Citizens for Ryan was convicted as a criminal enterprise under
the federal racketeering law in March 2003.
Winkel, who won several hotly-contested elections for the
Illinois House in the past decade, had accepted nearly twice as much money from
Citizens for Ryan as any other state lawmaker – $24,500. While many of
those lawmakers returned donations from Citizens for Ryan when the fund started
to get into legal trouble, Winkel resisted political pressure to follow suit.

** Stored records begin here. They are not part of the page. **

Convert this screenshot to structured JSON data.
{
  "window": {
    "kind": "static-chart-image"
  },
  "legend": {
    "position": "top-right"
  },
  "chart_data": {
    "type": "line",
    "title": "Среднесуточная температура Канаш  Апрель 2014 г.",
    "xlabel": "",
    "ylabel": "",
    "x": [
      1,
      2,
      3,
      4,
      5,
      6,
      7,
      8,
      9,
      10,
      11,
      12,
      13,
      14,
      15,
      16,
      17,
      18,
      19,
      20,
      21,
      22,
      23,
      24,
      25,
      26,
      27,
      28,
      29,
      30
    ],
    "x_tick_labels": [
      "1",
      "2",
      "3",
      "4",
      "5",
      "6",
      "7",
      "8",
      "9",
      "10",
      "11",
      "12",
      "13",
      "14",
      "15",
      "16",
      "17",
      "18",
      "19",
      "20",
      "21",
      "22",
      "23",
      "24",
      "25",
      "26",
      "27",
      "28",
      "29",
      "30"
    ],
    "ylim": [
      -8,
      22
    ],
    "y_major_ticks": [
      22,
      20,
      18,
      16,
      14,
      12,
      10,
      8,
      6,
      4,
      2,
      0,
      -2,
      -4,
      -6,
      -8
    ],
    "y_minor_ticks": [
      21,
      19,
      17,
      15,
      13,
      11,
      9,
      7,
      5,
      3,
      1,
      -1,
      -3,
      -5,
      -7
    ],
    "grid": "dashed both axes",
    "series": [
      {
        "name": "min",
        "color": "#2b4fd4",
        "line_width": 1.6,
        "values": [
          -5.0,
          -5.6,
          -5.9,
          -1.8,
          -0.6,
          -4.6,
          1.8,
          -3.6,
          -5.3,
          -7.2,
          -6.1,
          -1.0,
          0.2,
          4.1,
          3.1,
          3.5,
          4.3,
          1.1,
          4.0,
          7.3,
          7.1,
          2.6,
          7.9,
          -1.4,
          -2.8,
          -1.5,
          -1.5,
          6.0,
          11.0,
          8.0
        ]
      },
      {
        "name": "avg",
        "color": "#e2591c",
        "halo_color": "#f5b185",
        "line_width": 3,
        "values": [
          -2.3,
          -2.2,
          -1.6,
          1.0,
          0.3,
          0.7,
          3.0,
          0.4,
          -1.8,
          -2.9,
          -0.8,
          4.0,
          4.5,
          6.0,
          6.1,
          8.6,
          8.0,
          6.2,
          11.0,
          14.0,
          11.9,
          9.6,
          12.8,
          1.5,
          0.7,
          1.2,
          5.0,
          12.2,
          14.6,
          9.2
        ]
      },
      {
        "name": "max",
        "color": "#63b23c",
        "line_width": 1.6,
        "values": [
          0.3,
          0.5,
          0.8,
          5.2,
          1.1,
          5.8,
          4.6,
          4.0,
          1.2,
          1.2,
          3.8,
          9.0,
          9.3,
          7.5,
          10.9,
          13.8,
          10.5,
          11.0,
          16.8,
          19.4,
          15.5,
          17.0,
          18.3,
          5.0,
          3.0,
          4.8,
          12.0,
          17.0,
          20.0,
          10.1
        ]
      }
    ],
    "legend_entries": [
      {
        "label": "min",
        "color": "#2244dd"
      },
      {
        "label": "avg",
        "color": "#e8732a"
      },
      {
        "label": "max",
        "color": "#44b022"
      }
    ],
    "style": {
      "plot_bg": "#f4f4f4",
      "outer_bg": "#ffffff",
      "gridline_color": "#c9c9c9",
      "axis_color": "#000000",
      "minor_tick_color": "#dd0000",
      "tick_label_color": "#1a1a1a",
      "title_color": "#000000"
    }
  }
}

"I am going to wait and see what the prosecutors and
the courts do," he said at the time. "If the George Ryan campaign
is found guilty as charged, then my campaign committee will donate a sum to
charity equal to the amount that it received." When the fund was convicted,
Winkel had just finished an expensive battle to win election to the Senate and
had less than $200 in his campaign account. In a News-Gazette article published
in August 2003, Winkel said the donations would have to wait but that he had
not forgotten his pledge.
On Dec. 15, 2004, Winkel gave $500 to the Danville Library
Foundation, according to his latest campaign disclosure statement, which covered
the period from July 1, 2004, to the end of the year.
Winkel said the rest of the donations were made after the
start of the year and will appear in his next campaign disclosure statement,
which will cover the period between Jan. 1 and June 30, 2005.

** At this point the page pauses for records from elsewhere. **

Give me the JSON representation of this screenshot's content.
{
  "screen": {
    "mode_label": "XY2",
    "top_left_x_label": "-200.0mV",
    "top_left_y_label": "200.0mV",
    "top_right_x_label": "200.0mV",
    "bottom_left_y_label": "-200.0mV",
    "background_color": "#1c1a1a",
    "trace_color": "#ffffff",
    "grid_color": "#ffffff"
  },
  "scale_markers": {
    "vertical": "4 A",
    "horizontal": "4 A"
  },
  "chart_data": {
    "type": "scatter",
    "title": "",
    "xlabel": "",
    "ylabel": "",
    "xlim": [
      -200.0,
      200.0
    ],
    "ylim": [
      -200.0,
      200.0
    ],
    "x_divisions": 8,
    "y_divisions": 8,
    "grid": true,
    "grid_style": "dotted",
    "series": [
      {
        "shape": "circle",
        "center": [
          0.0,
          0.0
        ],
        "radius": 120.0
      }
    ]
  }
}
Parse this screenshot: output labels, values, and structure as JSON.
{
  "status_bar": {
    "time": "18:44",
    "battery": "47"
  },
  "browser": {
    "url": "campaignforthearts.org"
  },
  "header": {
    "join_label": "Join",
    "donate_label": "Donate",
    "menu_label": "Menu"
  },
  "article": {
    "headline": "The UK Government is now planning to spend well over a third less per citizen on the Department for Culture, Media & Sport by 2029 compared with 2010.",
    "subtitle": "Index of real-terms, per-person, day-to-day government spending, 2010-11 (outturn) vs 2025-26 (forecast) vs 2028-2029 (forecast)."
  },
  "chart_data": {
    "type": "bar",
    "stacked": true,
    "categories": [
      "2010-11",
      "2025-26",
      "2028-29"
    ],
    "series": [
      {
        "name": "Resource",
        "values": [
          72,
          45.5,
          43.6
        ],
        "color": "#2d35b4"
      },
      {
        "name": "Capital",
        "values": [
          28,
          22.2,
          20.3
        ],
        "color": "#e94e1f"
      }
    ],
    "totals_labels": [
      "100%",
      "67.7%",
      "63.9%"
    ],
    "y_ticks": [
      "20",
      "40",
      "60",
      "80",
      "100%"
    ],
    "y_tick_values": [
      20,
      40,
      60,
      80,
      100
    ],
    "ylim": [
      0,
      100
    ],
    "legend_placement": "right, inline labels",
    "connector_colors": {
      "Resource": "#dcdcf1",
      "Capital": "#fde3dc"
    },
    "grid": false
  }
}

"I made a commitment to donate $24,500, which is the
amount that my campaign committee received from Citizens for George Ryan several
years ago," Winkel wrote in an e-mail to The News-Gazette. "I fulfilled
that obligation by contributing to every public library and school district
in the area I represent, to the Boys & Girls clubs in Champaign-Urbana and
Danville, and to Parkland College, Danville Area Community College, and the
University of Illinois. I asked that the funds be used to buy library books."
Winkel said he gave $500 each to 18 library districts, 23
school districts, two regional offices of education, and two Boys and Girls
Clubs. He gave $1,000 each to the UI, Parkland and DACC.
The donations totaled $25,500.
Vermilion County Regional Superintendent Jim Trask said he
received a check from Winkel's campaign fund about two or three weeks ago, and
planned to use the money to buy library books for the safe school located on
Georgetown Road.
"He had called and told me that this is what he was doing
because of his pledge," Trask said.
June Highsmith, co-director of Philo Public Library, said
she was surprised to get a check from Winkel's campaign fund enclosed in a letter
dated Jan. 20.
"It's the first time we've ever gotten a contribution
like that from a political source that I can recall, and I've been here 40 years,"
Highsmith said.
She said the donations to help buy library books were "a
good way to handle" the question of what to do with the Ryan campaign funds.
Urbana school spokeswoman Kathy Wallig said all that district's
$500 went to the library at Yankee Ridge Elementary.
"They had some significant water damage to their collection,"
Wallig said. "They were just thrilled to get the donation."